Once enabled all events logged can be inspected in the Events tab in the Analytics section displayed in Figure 3.15, “List of Events in the Analytics Tab”.
The list of events shows the Type and the Timestamp of the event as well as the User that triggered it and any Attributes. Each row has a + symbol in the first column that allows you to expand the row vertically. Each attribute will be expanded into a separate line allowing you to inspect all the information that is potentially submitted to Sonatype. The User value is replaced by a salted hash so that no username information is transmitted. The Anonymization Salt is automatically randomly generated by Nexus and can optionally be configured in the Analytics: Collection capability manually. This administration area can additionally be used to change the random identifier for the Nexus instance.
More information about capabilities can be found in Section 6.6, “Accessing and Configuring Capabilities”.

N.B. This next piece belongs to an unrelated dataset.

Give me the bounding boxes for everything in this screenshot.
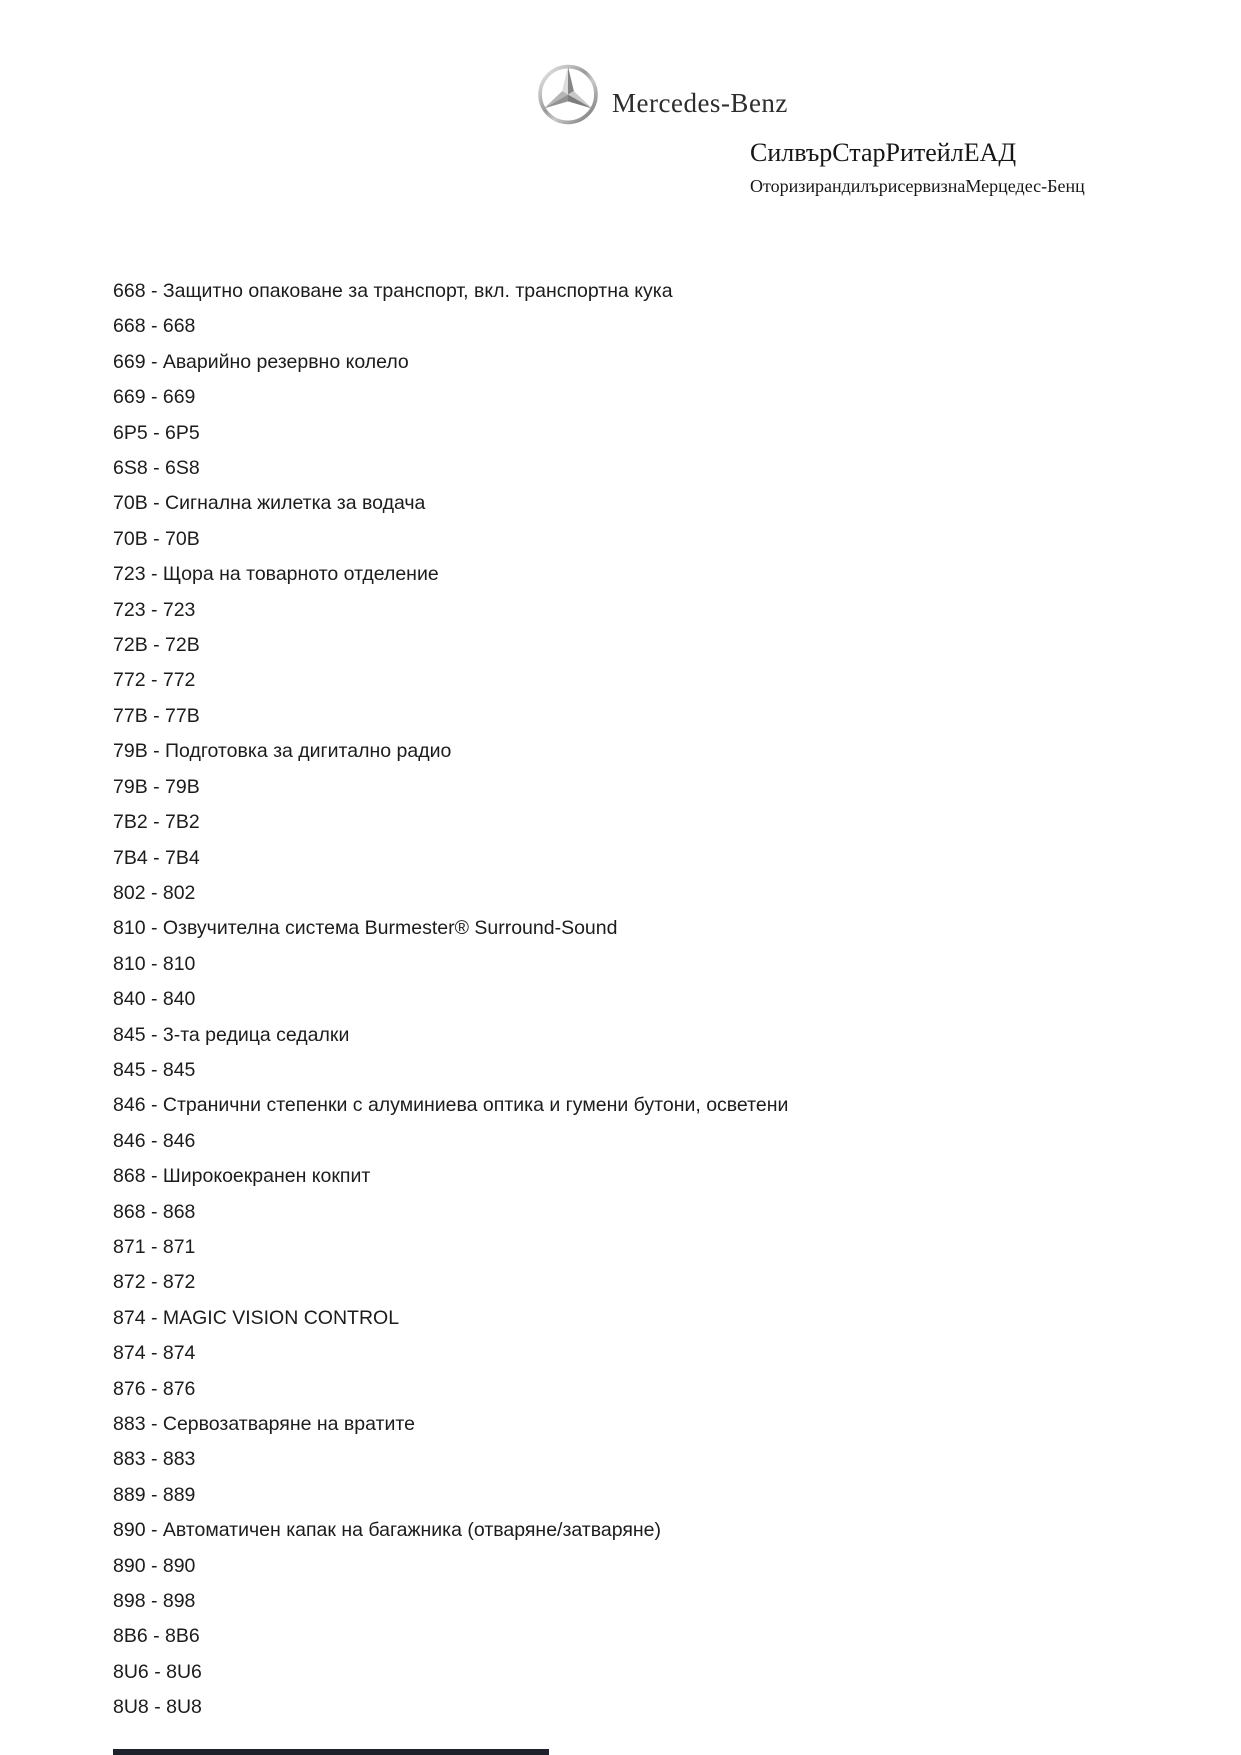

If you desire to further inspect the data that is potentially submitted, you can select to download the file containing the JSON files in a zip archive by clicking the Export button above the events list and downloading the file. The Submit button can be used to manually submit the events to Sonatype.
When you select to automatically submit the analytics data, a scheduled task, named Automatically submit analytics events, is automatically created. This task is preconfigured to run at 1:00 AM every day. If desired the recurrence can be changed in the scheduled tasks administration area documented in Section 6.5, “Managing Scheduled Tasks”.
Sonatype values your input greatly and hopes you will activate the analytics feature and the automatic submission to allow us to ensure ongoing development is well aligned with your needs. In addition, we appreciate any further direct contact and feedback in person and look forward to hearing from you.